Vista in quest’ottica è quindi del tutto trascurabile l’assenza nella dichiarazione di qualsivoglia riferimento alle sanzioni contro la Russia, sanzioni alle quali la Serbia non si è mai allineata e la cui efficacia suscita più di un dubbio. Una mancanza, secondo i media serbi, pretesa da Vučić come conditio sine qua non della sua stessa presenza a Dubrovnik, ultimo argine di quella politica dell’equilibrismo ormai alle corde.

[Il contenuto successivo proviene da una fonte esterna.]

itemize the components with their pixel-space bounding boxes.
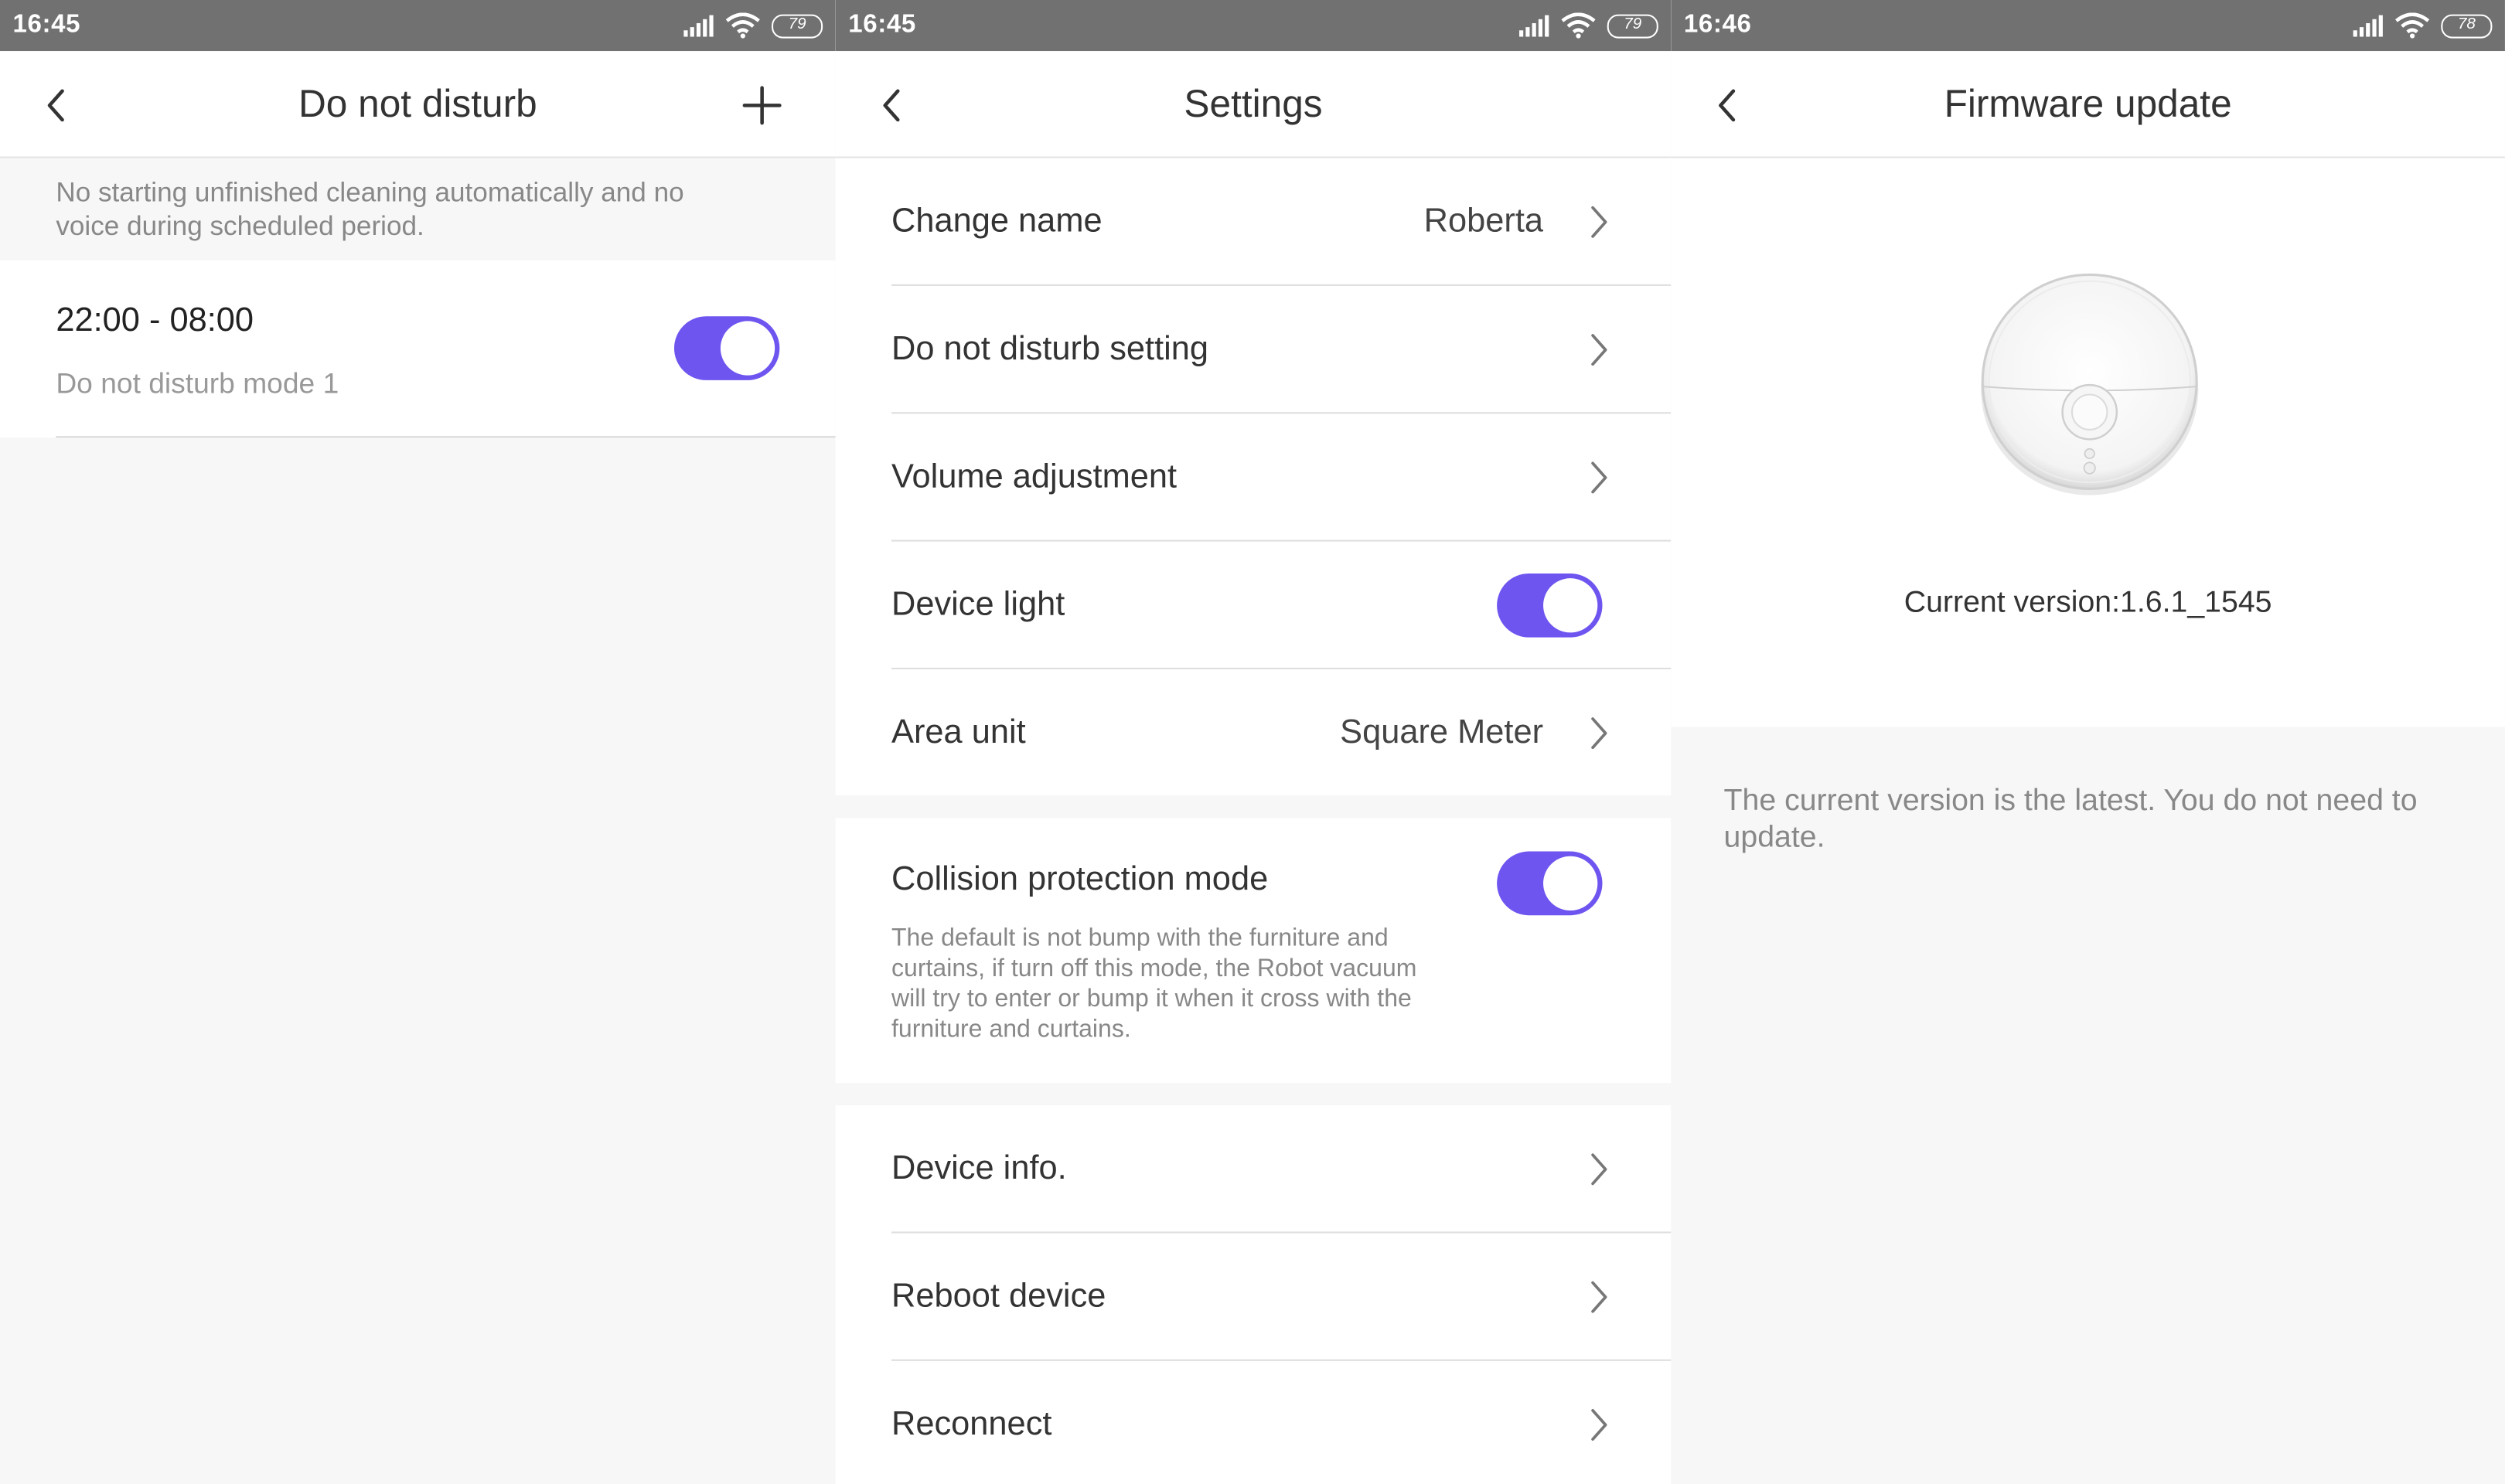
- chevron-right-icon: [1591, 717, 1607, 750]
- status-time: 16:46: [1683, 11, 1752, 39]
- add-plus-icon[interactable]: [740, 83, 785, 128]
- header-bar: Do not disturb: [0, 51, 836, 158]
- schedule-mode-name: Do not disturb mode 1: [56, 367, 339, 400]
- page-title: Do not disturb: [298, 83, 537, 127]
- wifi-icon: [2395, 12, 2430, 39]
- settings-card-device: Device info. Reboot device Reconnect: [835, 1105, 1672, 1484]
- dnd-description: No starting unfinished cleaning automati…: [0, 158, 836, 260]
- status-time: 16:45: [848, 11, 916, 39]
- setting-row-device-light: Device light: [891, 542, 1672, 669]
- setting-value: Square Meter: [1340, 713, 1544, 751]
- chevron-right-icon: [1591, 1153, 1607, 1186]
- setting-row-volume[interactable]: Volume adjustment: [891, 414, 1672, 542]
- signal-icon: [2353, 15, 2383, 37]
- setting-label: Reconnect: [891, 1405, 1052, 1443]
- chevron-right-icon: [1591, 1281, 1607, 1313]
- setting-row-device-info[interactable]: Device info.: [891, 1105, 1672, 1234]
- setting-value: Roberta: [1423, 203, 1544, 240]
- battery-icon: 79: [1607, 13, 1658, 38]
- battery-icon: 79: [772, 13, 823, 38]
- setting-label: Device info.: [891, 1150, 1067, 1187]
- chevron-right-icon: [1591, 461, 1607, 494]
- battery-icon: 78: [2441, 13, 2493, 38]
- status-bar: 16:45 79: [835, 0, 1672, 52]
- wifi-icon: [1561, 12, 1596, 39]
- battery-level: 79: [1624, 15, 1642, 33]
- schedule-toggle[interactable]: [673, 316, 780, 380]
- collision-mode-toggle[interactable]: [1497, 851, 1603, 916]
- setting-row-do-not-disturb[interactable]: Do not disturb setting: [891, 286, 1672, 414]
- divider: [56, 436, 836, 438]
- firmware-info-card: Current version:1.6.1_1545: [1671, 158, 2505, 727]
- battery-level: 79: [788, 15, 806, 33]
- robot-vacuum-image: [1981, 273, 2199, 495]
- chevron-right-icon: [1591, 1409, 1607, 1441]
- header-bar: Settings: [835, 51, 1672, 158]
- toggle-knob: [1543, 578, 1598, 633]
- setting-label: Reboot device: [891, 1278, 1106, 1315]
- update-status-message: The current version is the latest. You d…: [1723, 784, 2418, 855]
- device-light-toggle[interactable]: [1497, 573, 1603, 638]
- page-title: Settings: [1184, 83, 1323, 127]
- dnd-schedule-item[interactable]: 22:00 - 08:00 Do not disturb mode 1: [0, 260, 836, 438]
- signal-icon: [1519, 15, 1549, 37]
- header-bar: Firmware update: [1671, 51, 2505, 158]
- status-time: 16:45: [12, 11, 81, 39]
- do-not-disturb-screen: 16:45 79 Do not disturb No starting unfi…: [0, 0, 836, 1484]
- setting-label: Volume adjustment: [891, 458, 1178, 495]
- setting-row-area-unit[interactable]: Area unit Square Meter: [891, 669, 1671, 797]
- settings-card-collision: Collision protection mode The default is…: [835, 818, 1672, 1084]
- setting-label: Area unit: [891, 713, 1026, 751]
- setting-row-reconnect[interactable]: Reconnect: [891, 1361, 1671, 1484]
- status-bar: 16:46 78: [1671, 0, 2505, 52]
- chevron-right-icon: [1591, 334, 1607, 366]
- settings-screen: 16:45 79 Settings Change name Roberta Do…: [835, 0, 1672, 1484]
- setting-label: Device light: [891, 586, 1065, 624]
- collision-mode-label: Collision protection mode: [891, 860, 1269, 898]
- signal-icon: [683, 15, 714, 37]
- settings-card-general: Change name Roberta Do not disturb setti…: [835, 158, 1672, 797]
- current-version: Current version:1.6.1_1545: [1903, 586, 2272, 620]
- setting-label: Change name: [891, 203, 1103, 240]
- firmware-update-screen: 16:46 78 Firmware update Current version…: [1671, 0, 2505, 1484]
- collision-mode-description: The default is not bump with the furnitu…: [891, 924, 1417, 1043]
- toggle-knob: [1543, 856, 1598, 911]
- chevron-right-icon: [1591, 206, 1607, 238]
- setting-row-change-name[interactable]: Change name Roberta: [891, 158, 1672, 286]
- setting-label: Do not disturb setting: [891, 330, 1209, 368]
- status-bar: 16:45 79: [0, 0, 836, 52]
- setting-row-reboot[interactable]: Reboot device: [891, 1233, 1672, 1361]
- battery-level: 78: [2457, 15, 2476, 33]
- wifi-icon: [725, 12, 760, 39]
- schedule-time-range: 22:00 - 08:00: [56, 301, 254, 339]
- page-title: Firmware update: [1944, 83, 2232, 127]
- toggle-knob: [720, 321, 775, 376]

La Serbia continuerà ad aver bisogno della Russia per molto ancora, la storia di secoli non si cambia dall’oggi al domani, ma a questo punto il percorso sembra tracciato.
L’altro vertice
Ma il vertice sulla costa dalmata è stato anche l’occasione per rinfocolare altri scontri aperti, tutt’altro scenario, altri contesti. Protagonisti ancora Vučić, seppur silente, e la presidente kosovara Vjosa Osmani. E’ stata quest’ultima, nel corso del suo intervento, ad affermare quanto fu sbagliato consentire a Slobodan Milošević di sedersi al tavolo di Dayton poiché “alla fine, la riconciliazione con un autocrate è stata pagata con il sangue di oltre centomila civili innocenti” – con chiaro riferimento alla guerra che solo pochi anni dopo la pace in Bosnia avrebbe insanguinato il Kosovo – per poi concludere che “mentre lottiamo per un’Ucraina libera, stiamo anche lottando per la nostra pace e libertà. Stiamo lottando per un’Europa libera”.
L’imbarazzo del presidente serbo è stato accompagnato da più di un malumore da parte di quanti hanno ritenuto fuori luogo l’intervento di Osmani, un deragliamento in un consesso internazionale dove il focus era un altro. Una nota stonata, forse, ma comunque esemplificativa di quante e quali siano le ferite ancora aperte, anche in Europa, e di quanta strada ci sia ancora da fare nei Balcani.